Abstract
This case study illustrates a methodology adopted by an operator to reveal the dominating mechanism behind dramatic watering-out sequence, prevailing production from a mature gas condensate field in Eastern Europe. A production restoration project was triggered to understand and remedy the adverse effect of water. Finally, its source could be solely verified with the help of numerical simulation.
Many attempts to isolate or handle excessive water production fail, because remediation activities are deployed in the trial- and-error manner, without prior water source identification. Possible reasons that operators simplify their approach by reverting to the best practices/analogs, not accounting for individuality of the problem. Furthermore, ineffective water shutoff jobs are not always analyzed for their pitfalls and consequently fed to the next well. Thereby, the process lacks true insight of the nature of water appearance and, in turn, the right remediation strategy from start, if it exists.
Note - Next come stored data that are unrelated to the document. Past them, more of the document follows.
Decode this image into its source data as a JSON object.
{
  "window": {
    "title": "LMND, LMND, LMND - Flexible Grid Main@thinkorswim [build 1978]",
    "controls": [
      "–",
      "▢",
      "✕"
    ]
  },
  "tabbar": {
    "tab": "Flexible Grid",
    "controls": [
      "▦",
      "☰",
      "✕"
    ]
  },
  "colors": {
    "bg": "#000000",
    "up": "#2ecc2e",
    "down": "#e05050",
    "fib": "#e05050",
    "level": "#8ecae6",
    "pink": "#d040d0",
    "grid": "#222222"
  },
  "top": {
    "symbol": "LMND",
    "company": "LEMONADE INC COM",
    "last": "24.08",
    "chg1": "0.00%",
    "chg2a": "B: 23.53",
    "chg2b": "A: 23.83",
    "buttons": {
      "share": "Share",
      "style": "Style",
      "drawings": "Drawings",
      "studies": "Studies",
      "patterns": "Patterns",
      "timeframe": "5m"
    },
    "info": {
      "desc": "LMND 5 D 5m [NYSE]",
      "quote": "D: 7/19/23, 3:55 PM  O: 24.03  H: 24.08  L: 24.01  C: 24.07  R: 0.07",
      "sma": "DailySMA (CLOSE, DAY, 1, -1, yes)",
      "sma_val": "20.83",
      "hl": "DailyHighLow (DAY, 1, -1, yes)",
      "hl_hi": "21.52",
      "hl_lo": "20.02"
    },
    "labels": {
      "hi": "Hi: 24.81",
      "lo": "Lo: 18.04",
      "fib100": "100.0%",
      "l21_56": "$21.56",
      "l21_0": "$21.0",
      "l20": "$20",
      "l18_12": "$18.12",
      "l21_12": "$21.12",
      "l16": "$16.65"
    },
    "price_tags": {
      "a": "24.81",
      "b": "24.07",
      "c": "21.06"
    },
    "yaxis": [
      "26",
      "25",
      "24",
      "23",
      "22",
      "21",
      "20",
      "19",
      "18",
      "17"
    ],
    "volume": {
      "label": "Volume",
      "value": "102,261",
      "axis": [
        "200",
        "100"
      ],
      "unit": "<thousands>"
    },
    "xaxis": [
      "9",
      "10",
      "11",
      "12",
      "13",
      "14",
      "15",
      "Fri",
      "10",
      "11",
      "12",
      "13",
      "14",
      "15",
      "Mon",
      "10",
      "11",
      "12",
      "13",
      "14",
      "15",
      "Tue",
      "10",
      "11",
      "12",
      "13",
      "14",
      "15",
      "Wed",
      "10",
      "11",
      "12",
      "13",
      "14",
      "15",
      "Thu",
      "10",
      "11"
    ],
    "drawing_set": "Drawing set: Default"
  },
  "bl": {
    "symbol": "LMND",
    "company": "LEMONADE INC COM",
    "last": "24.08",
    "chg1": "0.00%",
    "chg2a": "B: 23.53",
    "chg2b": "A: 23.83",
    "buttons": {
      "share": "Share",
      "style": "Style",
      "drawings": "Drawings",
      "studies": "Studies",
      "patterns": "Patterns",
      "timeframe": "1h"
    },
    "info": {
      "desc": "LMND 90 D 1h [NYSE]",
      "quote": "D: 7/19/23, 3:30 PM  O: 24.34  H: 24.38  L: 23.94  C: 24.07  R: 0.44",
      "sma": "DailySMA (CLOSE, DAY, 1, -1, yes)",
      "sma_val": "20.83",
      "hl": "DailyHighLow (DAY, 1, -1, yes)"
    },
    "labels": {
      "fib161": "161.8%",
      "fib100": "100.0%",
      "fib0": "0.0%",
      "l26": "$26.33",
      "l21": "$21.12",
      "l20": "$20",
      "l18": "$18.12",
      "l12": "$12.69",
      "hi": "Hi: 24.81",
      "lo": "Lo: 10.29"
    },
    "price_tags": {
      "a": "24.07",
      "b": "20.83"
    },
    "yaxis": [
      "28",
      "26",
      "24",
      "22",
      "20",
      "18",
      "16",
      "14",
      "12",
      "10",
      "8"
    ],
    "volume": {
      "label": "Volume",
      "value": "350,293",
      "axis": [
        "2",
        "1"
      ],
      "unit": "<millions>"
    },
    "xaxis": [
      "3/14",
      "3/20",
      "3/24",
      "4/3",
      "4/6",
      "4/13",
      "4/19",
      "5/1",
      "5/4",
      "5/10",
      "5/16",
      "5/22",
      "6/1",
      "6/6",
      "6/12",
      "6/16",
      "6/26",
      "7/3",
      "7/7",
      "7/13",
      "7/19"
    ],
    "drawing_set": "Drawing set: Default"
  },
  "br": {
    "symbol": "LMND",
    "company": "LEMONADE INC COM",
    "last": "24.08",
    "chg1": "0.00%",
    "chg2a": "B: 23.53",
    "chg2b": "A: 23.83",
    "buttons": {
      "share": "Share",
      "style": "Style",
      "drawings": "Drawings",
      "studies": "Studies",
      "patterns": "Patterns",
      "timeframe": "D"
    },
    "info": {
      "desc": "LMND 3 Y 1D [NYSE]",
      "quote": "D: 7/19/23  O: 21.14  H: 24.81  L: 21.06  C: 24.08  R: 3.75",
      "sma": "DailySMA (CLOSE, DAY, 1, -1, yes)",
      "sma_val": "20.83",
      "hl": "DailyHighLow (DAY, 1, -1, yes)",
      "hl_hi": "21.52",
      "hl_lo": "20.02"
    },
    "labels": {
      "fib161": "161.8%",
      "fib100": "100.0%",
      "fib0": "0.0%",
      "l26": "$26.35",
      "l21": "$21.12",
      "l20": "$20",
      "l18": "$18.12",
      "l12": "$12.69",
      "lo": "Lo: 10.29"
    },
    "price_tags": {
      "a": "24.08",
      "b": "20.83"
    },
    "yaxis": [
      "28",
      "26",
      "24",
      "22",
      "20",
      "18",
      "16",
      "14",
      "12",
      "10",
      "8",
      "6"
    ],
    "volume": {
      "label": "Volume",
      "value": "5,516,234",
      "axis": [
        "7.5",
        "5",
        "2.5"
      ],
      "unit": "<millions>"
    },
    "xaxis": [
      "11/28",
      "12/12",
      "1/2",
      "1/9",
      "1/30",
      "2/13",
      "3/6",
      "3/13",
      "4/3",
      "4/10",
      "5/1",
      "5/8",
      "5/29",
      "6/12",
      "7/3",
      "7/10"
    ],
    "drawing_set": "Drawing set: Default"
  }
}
The field development showed that, after water breakthrough, the gas rate dropped by a factor of 4 or 5, thus leading to huge production losses. First, water production occurred in the crest of the structure followed by a sequence of wells being watered-out. The past experience to isolate the invading zone accompanied with extensive logging and misleading choking-back, revealed the necessity of thorough water diagnostics. The well-known categories of problems were analyzed tying them to subsurface uncertainties and vast reservoir information. Simple types were gradually replaced by complex processes, or even by the combination of the following: faulting, multilayered channeling, system of fractures etc. The formed concepts were reviewed in the simulation model honoring available buildup/per-interval pressures, casedhole production/saturation logs and repeated openhole logs to obtain the historical water/gas ratio (WGR) evolution. Finally, the strategy was refined giving ideas for deepening of the wells and downdip sidetracking in the less invaded zones.